In any case, market opening is ineluctable and as of today, 4 possible scenarios seem to arise to describe banks possible strategic orientation to answer it:

  • Bank as a Traditional actor: in this defensive scenario banks do not operate deep change in their organization. They develop their own API to be used internally through API management Platforms. They do not share their products and services and then position themselves as a full-service provider. Nevertheless, traditional banks willing to compete will have to strengthen their effort of innovation and data analysis capabilities.
  • Bank as a Provider: one of the principal banks’ strengths is their access to data. They can choose to position themselves as a data producer, creating a “supplier/distributor” relationship with other players. In this scenario, banks renounce to their distribution channels and increase their investment for the development of innovative products.
  • Bank as an Intermediary: banks can chose to focus on the products distribution rather than on their development. In other words they agree to renounce to the property of their products and become an interface between products providers and clients who have the choice between several TPP. In this scenario, traditional source of revenues linked to net interest margin are replaced by a contractualized and fee-based relationship with product providers. With significant impacts on Operating Model, this is seen as the most challenging scenario, especially in terms of technology improvements and data analytics capabilities.
  • Bank as a Utility: the ultimate model positions Banks as a Utility for other players providing them specific banking capabilities and knowledge on demand. In this scenario they have no contact with the final user and no real control on shared data.
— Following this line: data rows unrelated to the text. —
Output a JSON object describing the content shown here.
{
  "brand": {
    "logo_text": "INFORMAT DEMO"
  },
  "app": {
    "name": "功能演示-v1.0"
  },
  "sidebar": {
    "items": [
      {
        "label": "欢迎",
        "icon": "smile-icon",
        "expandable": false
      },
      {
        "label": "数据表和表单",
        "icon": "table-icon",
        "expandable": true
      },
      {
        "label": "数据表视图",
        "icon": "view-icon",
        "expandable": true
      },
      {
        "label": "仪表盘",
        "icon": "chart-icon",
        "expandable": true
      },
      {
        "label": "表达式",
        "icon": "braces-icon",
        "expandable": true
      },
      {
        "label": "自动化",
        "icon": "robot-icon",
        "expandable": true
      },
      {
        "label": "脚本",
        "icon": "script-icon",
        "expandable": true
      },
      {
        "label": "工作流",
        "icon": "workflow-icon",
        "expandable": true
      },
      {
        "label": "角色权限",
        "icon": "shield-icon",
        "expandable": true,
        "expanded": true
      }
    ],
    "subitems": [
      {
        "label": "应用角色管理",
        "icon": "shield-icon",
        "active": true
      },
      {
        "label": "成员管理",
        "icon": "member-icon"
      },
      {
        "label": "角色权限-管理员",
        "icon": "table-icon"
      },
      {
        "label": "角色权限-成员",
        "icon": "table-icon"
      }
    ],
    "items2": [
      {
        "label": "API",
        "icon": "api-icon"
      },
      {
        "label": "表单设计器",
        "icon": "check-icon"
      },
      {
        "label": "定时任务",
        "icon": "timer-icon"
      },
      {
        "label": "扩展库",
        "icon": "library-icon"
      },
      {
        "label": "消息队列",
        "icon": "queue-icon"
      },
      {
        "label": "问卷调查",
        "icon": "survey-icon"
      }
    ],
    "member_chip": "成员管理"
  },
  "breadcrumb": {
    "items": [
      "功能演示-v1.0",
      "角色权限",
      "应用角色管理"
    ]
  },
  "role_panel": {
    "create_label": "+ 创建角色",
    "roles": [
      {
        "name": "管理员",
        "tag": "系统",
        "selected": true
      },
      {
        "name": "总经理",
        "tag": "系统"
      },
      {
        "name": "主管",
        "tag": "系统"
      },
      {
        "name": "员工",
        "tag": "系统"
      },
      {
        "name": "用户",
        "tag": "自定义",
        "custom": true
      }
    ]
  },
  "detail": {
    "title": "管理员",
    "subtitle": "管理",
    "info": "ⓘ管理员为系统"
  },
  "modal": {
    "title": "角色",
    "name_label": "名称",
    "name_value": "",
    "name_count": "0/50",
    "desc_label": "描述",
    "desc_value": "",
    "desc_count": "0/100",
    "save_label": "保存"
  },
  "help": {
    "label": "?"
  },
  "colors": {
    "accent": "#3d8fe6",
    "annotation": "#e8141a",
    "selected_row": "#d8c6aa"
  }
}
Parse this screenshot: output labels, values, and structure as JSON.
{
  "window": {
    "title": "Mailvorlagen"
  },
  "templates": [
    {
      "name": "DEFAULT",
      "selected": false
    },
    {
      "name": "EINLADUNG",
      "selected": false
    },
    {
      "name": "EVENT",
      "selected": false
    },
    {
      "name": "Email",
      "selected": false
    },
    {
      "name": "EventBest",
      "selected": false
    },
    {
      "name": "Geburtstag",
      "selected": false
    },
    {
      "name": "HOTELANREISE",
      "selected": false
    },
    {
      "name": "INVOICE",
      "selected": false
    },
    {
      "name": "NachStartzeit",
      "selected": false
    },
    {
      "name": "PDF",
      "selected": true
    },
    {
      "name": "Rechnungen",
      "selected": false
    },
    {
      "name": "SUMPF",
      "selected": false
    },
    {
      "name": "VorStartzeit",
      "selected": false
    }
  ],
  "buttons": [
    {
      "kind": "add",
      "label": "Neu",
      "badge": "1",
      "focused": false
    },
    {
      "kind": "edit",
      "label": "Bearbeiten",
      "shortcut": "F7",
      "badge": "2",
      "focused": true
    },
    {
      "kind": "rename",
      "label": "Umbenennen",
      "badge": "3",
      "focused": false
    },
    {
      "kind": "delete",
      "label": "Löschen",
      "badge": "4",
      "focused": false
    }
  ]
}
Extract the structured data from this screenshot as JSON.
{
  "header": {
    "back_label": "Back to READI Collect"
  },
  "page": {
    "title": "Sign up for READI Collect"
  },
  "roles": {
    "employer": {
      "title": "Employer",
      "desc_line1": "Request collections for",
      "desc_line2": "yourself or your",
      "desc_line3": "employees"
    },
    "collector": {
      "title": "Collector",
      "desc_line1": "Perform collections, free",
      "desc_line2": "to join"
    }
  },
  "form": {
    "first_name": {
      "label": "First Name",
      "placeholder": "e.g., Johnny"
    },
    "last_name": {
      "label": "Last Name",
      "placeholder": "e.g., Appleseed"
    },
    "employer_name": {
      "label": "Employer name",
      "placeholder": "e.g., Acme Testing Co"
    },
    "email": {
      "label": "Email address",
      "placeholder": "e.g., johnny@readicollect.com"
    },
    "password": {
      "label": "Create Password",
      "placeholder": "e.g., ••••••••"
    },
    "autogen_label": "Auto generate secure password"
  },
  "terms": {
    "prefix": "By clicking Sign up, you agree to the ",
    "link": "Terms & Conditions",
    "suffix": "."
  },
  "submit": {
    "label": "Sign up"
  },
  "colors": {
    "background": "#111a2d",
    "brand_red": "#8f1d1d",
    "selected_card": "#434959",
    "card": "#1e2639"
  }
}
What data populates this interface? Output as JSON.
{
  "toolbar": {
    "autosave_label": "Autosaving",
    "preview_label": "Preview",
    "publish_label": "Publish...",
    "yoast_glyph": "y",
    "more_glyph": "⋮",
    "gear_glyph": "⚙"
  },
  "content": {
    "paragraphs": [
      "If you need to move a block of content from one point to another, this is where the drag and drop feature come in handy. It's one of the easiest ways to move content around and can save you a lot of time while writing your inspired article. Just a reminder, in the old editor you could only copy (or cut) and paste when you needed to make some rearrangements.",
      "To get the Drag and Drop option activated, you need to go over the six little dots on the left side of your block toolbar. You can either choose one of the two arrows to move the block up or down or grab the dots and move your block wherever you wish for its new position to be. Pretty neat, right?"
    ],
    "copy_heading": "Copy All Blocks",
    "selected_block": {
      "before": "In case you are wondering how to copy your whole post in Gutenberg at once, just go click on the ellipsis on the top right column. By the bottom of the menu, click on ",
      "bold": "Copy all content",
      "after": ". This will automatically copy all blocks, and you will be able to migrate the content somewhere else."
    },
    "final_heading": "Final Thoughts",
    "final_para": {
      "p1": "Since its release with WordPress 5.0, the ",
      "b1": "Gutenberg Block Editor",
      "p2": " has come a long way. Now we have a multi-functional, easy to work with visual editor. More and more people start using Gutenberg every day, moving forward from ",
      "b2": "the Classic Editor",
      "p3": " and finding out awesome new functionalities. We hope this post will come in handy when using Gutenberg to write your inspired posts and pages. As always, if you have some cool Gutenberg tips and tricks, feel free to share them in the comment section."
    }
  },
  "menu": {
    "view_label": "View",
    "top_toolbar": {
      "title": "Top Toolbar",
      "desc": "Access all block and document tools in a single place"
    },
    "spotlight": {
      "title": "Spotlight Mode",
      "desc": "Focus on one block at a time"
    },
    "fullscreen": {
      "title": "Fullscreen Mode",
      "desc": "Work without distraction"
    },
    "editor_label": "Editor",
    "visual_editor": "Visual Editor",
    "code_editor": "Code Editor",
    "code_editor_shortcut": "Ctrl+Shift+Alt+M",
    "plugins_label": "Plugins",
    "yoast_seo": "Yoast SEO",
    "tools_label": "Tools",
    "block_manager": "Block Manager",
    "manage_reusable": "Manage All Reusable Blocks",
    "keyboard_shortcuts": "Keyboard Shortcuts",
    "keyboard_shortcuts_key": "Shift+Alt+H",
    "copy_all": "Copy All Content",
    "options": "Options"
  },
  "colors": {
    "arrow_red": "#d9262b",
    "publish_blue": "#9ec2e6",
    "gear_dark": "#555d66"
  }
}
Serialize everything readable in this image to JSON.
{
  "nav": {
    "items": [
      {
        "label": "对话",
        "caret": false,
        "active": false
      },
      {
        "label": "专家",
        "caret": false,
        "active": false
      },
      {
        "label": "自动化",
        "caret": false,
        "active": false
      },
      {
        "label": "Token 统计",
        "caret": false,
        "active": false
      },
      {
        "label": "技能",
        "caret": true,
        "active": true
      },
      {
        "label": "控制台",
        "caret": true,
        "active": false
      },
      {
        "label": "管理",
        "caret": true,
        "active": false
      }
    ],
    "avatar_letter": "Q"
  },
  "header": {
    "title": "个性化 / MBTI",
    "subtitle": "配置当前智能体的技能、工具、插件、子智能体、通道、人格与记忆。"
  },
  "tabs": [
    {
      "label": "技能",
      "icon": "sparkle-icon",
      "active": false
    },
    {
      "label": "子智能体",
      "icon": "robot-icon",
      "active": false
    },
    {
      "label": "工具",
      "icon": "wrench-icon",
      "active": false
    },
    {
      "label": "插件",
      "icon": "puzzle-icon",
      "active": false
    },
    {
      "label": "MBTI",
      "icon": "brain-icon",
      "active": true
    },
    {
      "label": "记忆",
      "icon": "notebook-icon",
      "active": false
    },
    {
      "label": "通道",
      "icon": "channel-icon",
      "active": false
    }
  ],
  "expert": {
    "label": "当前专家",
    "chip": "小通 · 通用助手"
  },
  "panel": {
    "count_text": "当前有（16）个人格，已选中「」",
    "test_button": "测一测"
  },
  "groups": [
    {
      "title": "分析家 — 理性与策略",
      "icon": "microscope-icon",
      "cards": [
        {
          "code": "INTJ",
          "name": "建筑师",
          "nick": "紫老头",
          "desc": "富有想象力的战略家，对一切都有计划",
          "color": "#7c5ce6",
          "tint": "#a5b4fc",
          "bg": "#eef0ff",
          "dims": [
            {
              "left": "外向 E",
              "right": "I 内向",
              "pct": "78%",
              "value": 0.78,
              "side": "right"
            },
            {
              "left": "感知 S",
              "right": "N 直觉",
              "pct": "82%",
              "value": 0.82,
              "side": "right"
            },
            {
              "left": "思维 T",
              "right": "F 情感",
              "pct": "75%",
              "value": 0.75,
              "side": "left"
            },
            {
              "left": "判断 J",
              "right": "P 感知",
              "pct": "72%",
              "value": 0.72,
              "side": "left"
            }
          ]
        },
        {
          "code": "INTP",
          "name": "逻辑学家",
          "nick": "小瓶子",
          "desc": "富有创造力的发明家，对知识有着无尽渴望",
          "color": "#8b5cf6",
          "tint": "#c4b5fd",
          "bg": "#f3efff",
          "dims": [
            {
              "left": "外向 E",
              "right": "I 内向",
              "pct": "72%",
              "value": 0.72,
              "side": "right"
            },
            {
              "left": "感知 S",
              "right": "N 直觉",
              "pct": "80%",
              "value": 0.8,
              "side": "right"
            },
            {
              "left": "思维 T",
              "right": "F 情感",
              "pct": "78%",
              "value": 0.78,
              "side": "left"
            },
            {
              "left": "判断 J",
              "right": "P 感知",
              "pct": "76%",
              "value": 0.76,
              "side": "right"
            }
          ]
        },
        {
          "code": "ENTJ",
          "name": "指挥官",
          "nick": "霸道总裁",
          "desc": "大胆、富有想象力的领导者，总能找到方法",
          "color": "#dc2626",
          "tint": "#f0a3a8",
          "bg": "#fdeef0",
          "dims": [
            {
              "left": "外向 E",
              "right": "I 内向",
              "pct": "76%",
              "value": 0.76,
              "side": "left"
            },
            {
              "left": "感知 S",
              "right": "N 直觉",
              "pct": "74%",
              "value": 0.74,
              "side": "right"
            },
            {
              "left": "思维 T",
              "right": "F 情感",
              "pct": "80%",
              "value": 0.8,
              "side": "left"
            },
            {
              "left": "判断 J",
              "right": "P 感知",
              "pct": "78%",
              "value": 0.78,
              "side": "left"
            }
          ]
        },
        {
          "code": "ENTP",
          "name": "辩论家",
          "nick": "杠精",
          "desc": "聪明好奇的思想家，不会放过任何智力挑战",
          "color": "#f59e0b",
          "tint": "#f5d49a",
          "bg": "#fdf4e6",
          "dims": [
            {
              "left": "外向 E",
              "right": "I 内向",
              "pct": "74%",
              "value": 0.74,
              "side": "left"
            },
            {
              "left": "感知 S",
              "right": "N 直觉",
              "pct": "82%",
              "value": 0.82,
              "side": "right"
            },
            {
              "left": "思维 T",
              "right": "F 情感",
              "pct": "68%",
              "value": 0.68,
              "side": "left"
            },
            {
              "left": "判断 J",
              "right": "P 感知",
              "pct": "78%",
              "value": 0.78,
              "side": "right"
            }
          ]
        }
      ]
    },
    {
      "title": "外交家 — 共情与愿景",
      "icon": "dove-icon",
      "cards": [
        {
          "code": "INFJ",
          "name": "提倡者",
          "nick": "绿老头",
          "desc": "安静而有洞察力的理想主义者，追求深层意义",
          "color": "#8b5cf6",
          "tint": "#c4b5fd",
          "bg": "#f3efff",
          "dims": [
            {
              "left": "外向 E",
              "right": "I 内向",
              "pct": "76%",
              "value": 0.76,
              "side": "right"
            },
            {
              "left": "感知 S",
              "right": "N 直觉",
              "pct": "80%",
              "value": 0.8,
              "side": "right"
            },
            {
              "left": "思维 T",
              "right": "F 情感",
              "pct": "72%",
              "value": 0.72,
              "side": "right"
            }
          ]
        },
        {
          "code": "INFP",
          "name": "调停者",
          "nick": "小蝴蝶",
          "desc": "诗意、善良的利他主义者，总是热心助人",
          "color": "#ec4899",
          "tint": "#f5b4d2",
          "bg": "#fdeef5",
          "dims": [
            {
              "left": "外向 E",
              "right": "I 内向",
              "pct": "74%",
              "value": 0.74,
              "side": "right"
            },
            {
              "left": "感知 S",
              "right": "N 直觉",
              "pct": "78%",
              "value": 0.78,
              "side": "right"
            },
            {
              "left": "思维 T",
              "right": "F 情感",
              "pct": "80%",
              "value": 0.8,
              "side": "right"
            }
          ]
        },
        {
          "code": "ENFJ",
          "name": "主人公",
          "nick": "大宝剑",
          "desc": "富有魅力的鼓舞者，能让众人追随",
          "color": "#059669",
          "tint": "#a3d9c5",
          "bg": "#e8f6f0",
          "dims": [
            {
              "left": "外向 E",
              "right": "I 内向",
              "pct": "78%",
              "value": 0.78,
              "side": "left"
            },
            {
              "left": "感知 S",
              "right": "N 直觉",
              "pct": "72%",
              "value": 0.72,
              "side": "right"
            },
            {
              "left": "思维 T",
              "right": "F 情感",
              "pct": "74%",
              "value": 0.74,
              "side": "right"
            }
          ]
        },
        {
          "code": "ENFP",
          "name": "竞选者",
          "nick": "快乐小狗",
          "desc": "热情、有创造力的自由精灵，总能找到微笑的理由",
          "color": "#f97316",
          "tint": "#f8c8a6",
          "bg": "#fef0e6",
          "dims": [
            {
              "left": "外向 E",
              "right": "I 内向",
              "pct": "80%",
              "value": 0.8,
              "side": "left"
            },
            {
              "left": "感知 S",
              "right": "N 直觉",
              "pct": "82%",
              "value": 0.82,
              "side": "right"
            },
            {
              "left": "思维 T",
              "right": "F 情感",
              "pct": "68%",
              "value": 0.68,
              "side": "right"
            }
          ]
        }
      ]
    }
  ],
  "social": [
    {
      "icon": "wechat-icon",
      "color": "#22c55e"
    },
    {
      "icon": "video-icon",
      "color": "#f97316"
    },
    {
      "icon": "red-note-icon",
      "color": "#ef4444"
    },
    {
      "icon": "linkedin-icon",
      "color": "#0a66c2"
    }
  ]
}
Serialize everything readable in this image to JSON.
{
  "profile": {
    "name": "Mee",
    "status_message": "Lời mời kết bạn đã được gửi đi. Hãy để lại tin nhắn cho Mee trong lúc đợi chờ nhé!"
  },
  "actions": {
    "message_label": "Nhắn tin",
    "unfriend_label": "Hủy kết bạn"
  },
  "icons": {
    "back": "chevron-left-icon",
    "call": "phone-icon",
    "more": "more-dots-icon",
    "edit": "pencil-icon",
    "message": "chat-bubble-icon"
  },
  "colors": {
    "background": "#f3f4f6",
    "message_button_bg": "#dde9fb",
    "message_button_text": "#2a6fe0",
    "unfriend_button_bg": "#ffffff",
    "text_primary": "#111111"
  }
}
Nevertheless, these scenarios are not exclusive. We can easily imagine a combination of these four different models in a new banking ecosystem functioning as a market place, where clients have the possibility to compare and choose the most adequate services seamlessly from competing providers.


With the passage to an open banking world traditional Banks will more and more feel the effects of customers’ behavioral evolution. While other industries offer them an improved user experience and innovative services, banking industry struggles to toes line. The development of new competitors such as GAFA and Fintech on the payment market, eased by the PSD2, could to create emulation amongst traditional actors.

We believe that banks and other financial institutions are then at a turning point where they need to make strategic decisions regarding their operating models.  To remain competitive, traditional actors have no other choice than identifying gaps between their offer and new customer needs, and determine which model they are willing to adopt. The transition period will require a deep questioning about current operating and distribution models, ability to implement change (culture, IT and systems, data management skills, etc.) and will necessitate integrating new players as partners, rather than threats. In any case banking ecosystem is about to shift from an old product centric to a client centric model.